Теперь никакая сила, никакая мысль или преграда не смогла бы разделить нас. Она вверила себя моей воле, не произнеся ни единого слова. Лишь в последнее мгновение я почувствовал, что она инстинктивно, совсем слабо пытается сопротивляться. Вот и все...
Даже придя в себя, я не мог совладать с растерянностью. Иначе я не оставил бы ее одну на чердаке.
Афифе больше не хотела меня видеть, она плакала и, закрывая лицо руками, умоляла:
— Уходите, прошу вас!
Вместе с тем через некоторое время я обнаружил ее в нижней столовой, в компании всех своих домочадцев, покинувших подвал. Страх уступил место радости и веселью, но все по-прежнему были взволнованы. Никто не собирался ложиться спать, даже младшие дети.
Тяжесть в желудке и суета окончательно разбудили моего старшего брата, которому удалось неплохо вздремнуть в подвале. Он требовал кофе, так как после ужина не имел возможности его выпить, и по-военному четко объяснял домочадцам, что потенциальная опасность подобных налетов основывается на теории вероятности.
Никто не обращал внимания на Афифе, не видел, как она подавлена.

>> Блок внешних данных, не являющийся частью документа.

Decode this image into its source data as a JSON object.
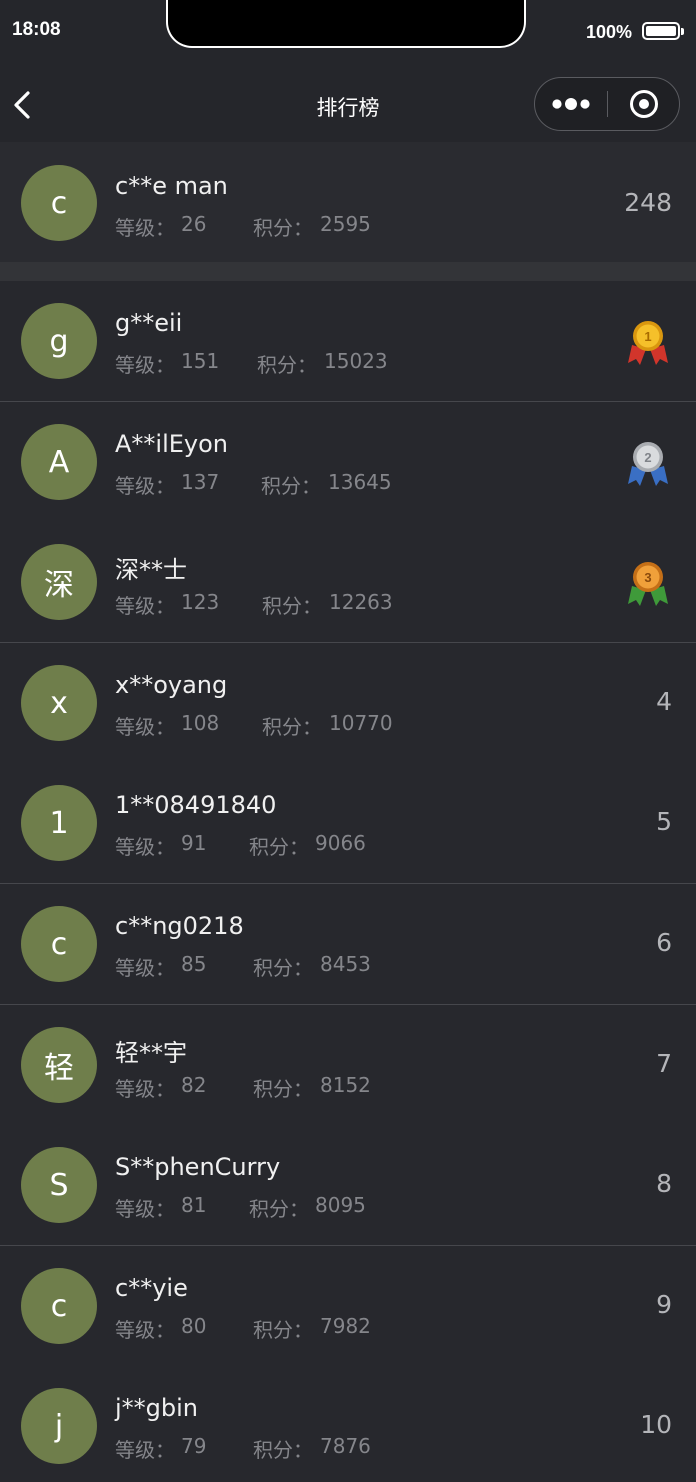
{
  "status_bar": {
    "time": "18:08",
    "battery": "100%"
  },
  "nav": {
    "title": "排行榜"
  },
  "labels": {
    "level": "等级：",
    "score": "积分："
  },
  "me": {
    "avatar": "c",
    "name": "c**e man",
    "level": "26",
    "score": "2595",
    "rank": "248"
  },
  "ranking": [
    {
      "avatar": "g",
      "name": "g**eii",
      "level": "151",
      "score": "15023",
      "medal": "gold",
      "medal_number": "1"
    },
    {
      "avatar": "A",
      "name": "A**ilEyon",
      "level": "137",
      "score": "13645",
      "medal": "silver",
      "medal_number": "2"
    },
    {
      "avatar": "深",
      "name": "深**士",
      "level": "123",
      "score": "12263",
      "medal": "bronze",
      "medal_number": "3"
    },
    {
      "avatar": "x",
      "name": "x**oyang",
      "level": "108",
      "score": "10770",
      "rank": "4"
    },
    {
      "avatar": "1",
      "name": "1**08491840",
      "level": "91",
      "score": "9066",
      "rank": "5"
    },
    {
      "avatar": "c",
      "name": "c**ng0218",
      "level": "85",
      "score": "8453",
      "rank": "6"
    },
    {
      "avatar": "轻",
      "name": "轻**宇",
      "level": "82",
      "score": "8152",
      "rank": "7"
    },
    {
      "avatar": "S",
      "name": "S**phenCurry",
      "level": "81",
      "score": "8095",
      "rank": "8"
    },
    {
      "avatar": "c",
      "name": "c**yie",
      "level": "80",
      "score": "7982",
      "rank": "9"
    },
    {
      "avatar": "j",
      "name": "j**gbin",
      "level": "79",
      "score": "7876",
      "rank": "10"
    }
  ],
  "colors": {
    "background": "#25262b",
    "avatar": "#6f7e4b",
    "gold": "#f2b21c",
    "silver": "#c7c9cc",
    "bronze": "#e58a2c"
  },
  "icons": {
    "back": "chevron-left-icon",
    "more": "more-dots-icon",
    "close": "target-close-icon"
  }
}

Только мама заметила, что лицо женщины после тщательного умывания покрылось красными пятнами, а волосы блестят.
Глядя прямо перед собой, Афифе вполголоса что-то рассказывала.
— Ах, деточка, значит, ты плакала от страха! — воскликнула мать, поглаживая Афифе по голове, и попыталась притянуть ее к себе, чтобы расцеловать. Женщина отстранилась, при этом теперь ее протест был гораздо активнее, чем до этого наверху. Но через некоторое время она медленно опустила голову на колени матери и затихла.
К брату с каждой минутой возвращалось веселое расположение духа. Он начал рассказывать о битве при Чанаккале, поэтому на маму и Афифе никто не обращал внимания.
Я сидел у окна, поигрывая кистями тяжелых занавесок из хереке
[63]
, и старался привести мысли в порядок. Сначала я попытался при помощи циничных заумных суждений прогнать неловкость, воцарившуюся в моей душе. Я говорил себе: «Многие годы мы страстно желали этого. Незачем видеть в произошедшем трагедию, ведь я не безмозглый школьник. В конце концов, Афифе свободная женщина. Она никому ничего не должна. Эта неожиданность, возможно, или нет, даже совершенно точно, изменит ее жизнь к лучшему. Может быть, ее консервативные суждения и чувства слегка пострадали. Но она привыкнет и даже станет относиться к своей любви спокойнее, с чувством глубокого удовлетворения. И потом, не стоит забывать, что в эту ночь мы достигли одной из вершин нашего чувства, познали блаженство, обладая друг другом. Но высшее наслаждение казалось таковым только из-за его недосягаемости. Теперь мы на собственном опыте убедились, что в нем нет ничего исключительного. Мы добились желаемого, но не вознеслись на седьмое небо от счастья. Добродетель преподнесла урок не только ей, но и мне, наставляя нас обоих на путь истинный».
Неплохое открытие. Но, увы, эта ночь не оправдала надежд, так как не успокоила ни разум, ни душу. Годами я вращался в обществе политиков, карьеристов всех сортов, аферистов, богачей, наживших состояние благодаря войне, женщин высшего общества, потерявших свой мистический лоск, кокоток. В результате я создал собственную поверхностную философию, но сейчас мои доктрины трещали по швам. В школьных хрестоматиях написано, что к провинившимся детям взывает совесть, которая шепчет им на ухо: «Ты поступил дурно, ты поступил дурно!» В тот момент она взывала и ко мне...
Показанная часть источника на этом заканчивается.